According to the last IPCC report (2013), agriculture is among the Climate-Change most vulnerable sectors. Crop models are the right tool to evaluate agricultural climate impacts.
The negative climate impact would be higher in regions with low-income family agriculture. This type of agriculture strongly depends on weather conditions. However, climate impacts affect also well funded agriculture. Climate risks usually relate to losses due to climate variability and extreme events.
Climate impact assessments, based on simulations from crop models, might help to increase climate resilience.
Water scarcity and consequent irrigation limitations is one of the most important agricultural climate risks. Improving irrigation management therefore is imperative. Irrigation is expensive, but absolutely necessary in many tropical and subtropical areas. Farmers in water scarcity areas must adapt irrigation management to actual crop needs and soil properties.

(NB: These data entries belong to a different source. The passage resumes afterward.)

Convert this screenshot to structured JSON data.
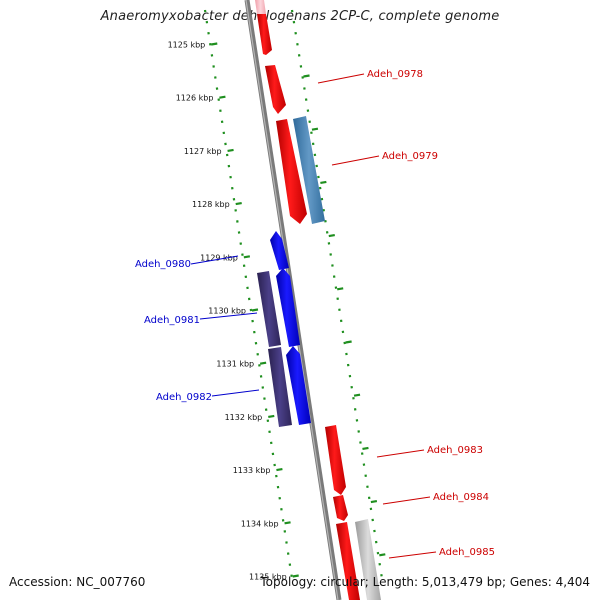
{
  "title": "Anaeromyxobacter dehalogenans 2CP-C, complete genome",
  "footer": {
    "accession": "Accession: NC_007760",
    "summary": "Topology: circular; Length: 5,013,479 bp; Genes: 4,404"
  },
  "ruler_ticks": [
    "1125 kbp",
    "1126 kbp",
    "1127 kbp",
    "1128 kbp",
    "1129 kbp",
    "1130 kbp",
    "1131 kbp",
    "1132 kbp",
    "1133 kbp",
    "1134 kbp",
    "1135 kbp"
  ],
  "gene_labels": {
    "forward": [
      "Adeh_0978",
      "Adeh_0979",
      "Adeh_0983",
      "Adeh_0984",
      "Adeh_0985"
    ],
    "reverse": [
      "Adeh_0980",
      "Adeh_0981",
      "Adeh_0982"
    ]
  },
  "colors": {
    "forward_gene": "#ff0000",
    "forward_gene_light": "#f8b8c0",
    "reverse_gene": "#0000ff",
    "reverse_feature": "#3f3475",
    "forward_feature": "#4a7fb0",
    "grey_feature": "#bdbdbd",
    "backbone": "#777777",
    "dotted_ring": "#1f8f1f",
    "forward_label": "#cc0000",
    "reverse_label": "#0000cc"
  }
}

Agricultural models simulate crop growth, water use and other variables that facilitate understanding the climate effects on agricultural processes and therefore decision making.

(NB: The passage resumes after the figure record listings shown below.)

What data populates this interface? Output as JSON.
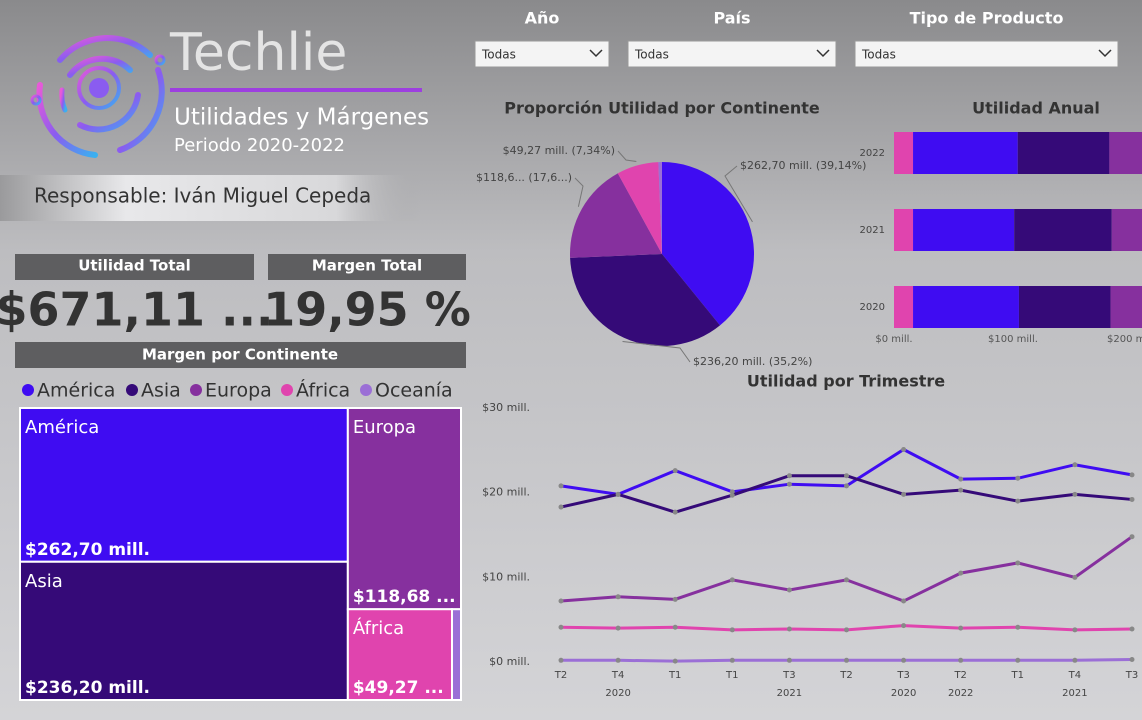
{
  "header": {
    "brand": "Techlie",
    "title": "Utilidades y Márgenes",
    "period": "Periodo 2020-2022",
    "responsible": "Responsable: Iván Miguel Cepeda"
  },
  "filters": [
    {
      "label": "Año",
      "value": "Todas"
    },
    {
      "label": "País",
      "value": "Todas"
    },
    {
      "label": "Tipo de Producto",
      "value": "Todas"
    }
  ],
  "kpis": [
    {
      "label": "Utilidad Total",
      "value": "$671,11 ..."
    },
    {
      "label": "Margen Total",
      "value": "19,95 %"
    }
  ],
  "chart_data": [
    {
      "type": "treemap",
      "title": "Margen por Continente",
      "categories": [
        "América",
        "Asia",
        "Europa",
        "África",
        "Oceanía"
      ],
      "values": [
        262.7,
        236.2,
        118.68,
        49.27,
        4.26
      ],
      "value_labels": [
        "$262,70 mill.",
        "$236,20 mill.",
        "$118,68 ...",
        "$49,27 ...",
        null
      ],
      "colors": [
        "#3f0cf2",
        "#350a78",
        "#86309e",
        "#e044ae",
        "#9b6fd6"
      ]
    },
    {
      "type": "pie",
      "title": "Proporción Utilidad por Continente",
      "values": [
        262.7,
        236.2,
        118.68,
        49.27,
        4.26
      ],
      "value_labels": [
        "$262,70 mill. (39,14%)",
        "$236,20 mill. (35,2%)",
        "$118,6... (17,6...)",
        "$49,27 mill. (7,34%)",
        null
      ],
      "colors": [
        "#3f0cf2",
        "#350a78",
        "#86309e",
        "#e044ae",
        "#9b6fd6"
      ]
    },
    {
      "type": "bar",
      "orientation": "horizontal",
      "stacked": true,
      "title": "Utilidad Anual",
      "categories": [
        "2022",
        "2021",
        "2020"
      ],
      "series": [
        {
          "color": "#e044ae",
          "values": [
            16,
            16,
            16
          ]
        },
        {
          "color": "#3f0cf2",
          "values": [
            88,
            85,
            89
          ]
        },
        {
          "color": "#350a78",
          "values": [
            77,
            82,
            77
          ]
        },
        {
          "color": "#86309e",
          "values": [
            40,
            40,
            39
          ]
        },
        {
          "color": "#9b6fd6",
          "values": [
            1.4,
            1.4,
            1.4
          ]
        }
      ],
      "xlim": [
        0,
        208
      ],
      "xticks": [
        {
          "value": 0,
          "label": "$0 mill."
        },
        {
          "value": 100,
          "label": "$100 mill."
        },
        {
          "value": 200,
          "label": "$200 mill."
        }
      ]
    },
    {
      "type": "line",
      "title": "Utilidad por Trimestre",
      "categories": [
        "T2",
        "T4",
        "T1",
        "T1",
        "T3",
        "T2",
        "T3",
        "T2",
        "T1",
        "T4",
        "T3"
      ],
      "year_labels": [
        null,
        "2020",
        null,
        null,
        "2021",
        null,
        "2020",
        "2022",
        null,
        "2021",
        null
      ],
      "series": [
        {
          "color": "#3f0cf2",
          "values": [
            20.8,
            19.8,
            22.6,
            20.1,
            21.0,
            20.8,
            25.1,
            21.6,
            21.7,
            23.3,
            22.1
          ]
        },
        {
          "color": "#350a78",
          "values": [
            18.3,
            19.8,
            17.7,
            19.7,
            22.0,
            22.0,
            19.8,
            20.3,
            19.0,
            19.8,
            19.2
          ]
        },
        {
          "color": "#86309e",
          "values": [
            7.2,
            7.7,
            7.4,
            9.7,
            8.5,
            9.7,
            7.2,
            10.5,
            11.7,
            10.0,
            14.8
          ]
        },
        {
          "color": "#e044ae",
          "values": [
            4.1,
            4.0,
            4.1,
            3.8,
            3.9,
            3.8,
            4.3,
            4.0,
            4.1,
            3.8,
            3.9
          ]
        },
        {
          "color": "#9b6fd6",
          "values": [
            0.2,
            0.2,
            0.1,
            0.2,
            0.2,
            0.2,
            0.2,
            0.2,
            0.2,
            0.2,
            0.3
          ]
        }
      ],
      "ylim": [
        0,
        30
      ],
      "yticks": [
        {
          "value": 0,
          "label": "$0 mill."
        },
        {
          "value": 10,
          "label": "$10 mill."
        },
        {
          "value": 20,
          "label": "$20 mill."
        },
        {
          "value": 30,
          "label": "$30 mill."
        }
      ]
    }
  ]
}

The models can be classified as Empirical, Functional and Mechanistic, as shown in the following Table.
|Obtained from regressions between local variables, weather, etc.||Combining pphysical laws and semi-empirical relationships||Based on the physical laws of the soil-water-plant-atmosphere system|
|Valid only for the conditions and places where they were obtained||Realiable for most practical conditions, prior local calibration||Valid for any weather and soil conditions|
|Require few variables, generally available||Need semi-detailed information, available in many places||Need detailed information, usually not available|
“Mechanistic” or physical-based models rely on the physical laws of all processes involved. They simulate crop growth, evapotranspiration, water and nutrient uptake by roots, soil water movement and many other processes. However these crop models are usually complex. They need many input variables for their simulations.
There are also empirical models, which generally use statistical relations. These statisitcial relationships are difficult to extrapolate. Finally, the so-called “functional” models, combine both approaches. These crop models are simple in terms of implementation, while retaining an adequate technical basis. The latter have been the most used .

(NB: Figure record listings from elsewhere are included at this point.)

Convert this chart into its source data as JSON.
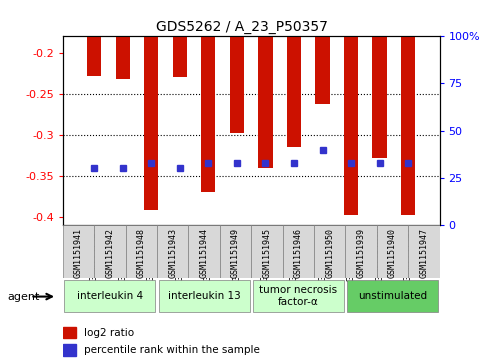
{
  "title": "GDS5262 / A_23_P50357",
  "samples": [
    "GSM1151941",
    "GSM1151942",
    "GSM1151948",
    "GSM1151943",
    "GSM1151944",
    "GSM1151949",
    "GSM1151945",
    "GSM1151946",
    "GSM1151950",
    "GSM1151939",
    "GSM1151940",
    "GSM1151947"
  ],
  "log2_ratio": [
    -0.228,
    -0.232,
    -0.392,
    -0.23,
    -0.37,
    -0.298,
    -0.34,
    -0.315,
    -0.262,
    -0.398,
    -0.328,
    -0.398
  ],
  "percentile_rank_values": [
    30,
    30,
    33,
    30,
    33,
    33,
    33,
    33,
    40,
    33,
    33,
    33
  ],
  "agents": [
    {
      "label": "interleukin 4",
      "start": 0,
      "end": 3,
      "color": "#ccffcc"
    },
    {
      "label": "interleukin 13",
      "start": 3,
      "end": 6,
      "color": "#ccffcc"
    },
    {
      "label": "tumor necrosis\nfactor-α",
      "start": 6,
      "end": 9,
      "color": "#ccffcc"
    },
    {
      "label": "unstimulated",
      "start": 9,
      "end": 12,
      "color": "#66cc66"
    }
  ],
  "ylim_left": [
    -0.41,
    -0.18
  ],
  "ylim_right": [
    0,
    100
  ],
  "yticks_left": [
    -0.4,
    -0.35,
    -0.3,
    -0.25,
    -0.2
  ],
  "yticks_left_labels": [
    "-0.4",
    "-0.35",
    "-0.3",
    "-0.25",
    "-0.2"
  ],
  "yticks_right": [
    0,
    25,
    50,
    75,
    100
  ],
  "yticks_right_labels": [
    "0",
    "25",
    "50",
    "75",
    "100%"
  ],
  "bar_color": "#cc1100",
  "dot_color": "#3333cc",
  "legend_log2": "log2 ratio",
  "legend_pct": "percentile rank within the sample",
  "agent_label": "agent",
  "bar_width": 0.5
}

However, the model CROPSYST has been more often considered for simulating agricultural climate risks in Europe. Other important crop models are the Dutch mechanistic model WOFOST, regularly used by JRC for crop forecasts in Europe, as well as the French functional model STICS.
Although they have been extensively used in climate impact assessments, functional models have limitations simulating climate effects in water resources.
DSSAT models follow the “cascade approach” for soil-water movement simulation. This is a simplification that ignores other contributions to water balance such as capillary rising and runoff.
The “cascade approach” does not consider upward water flux in sites with shallow water tables. This approach does not simulate the impact of excessive rains either. In such cases crop models based on Richards equations should be used. Models such as SWAP are more suitable.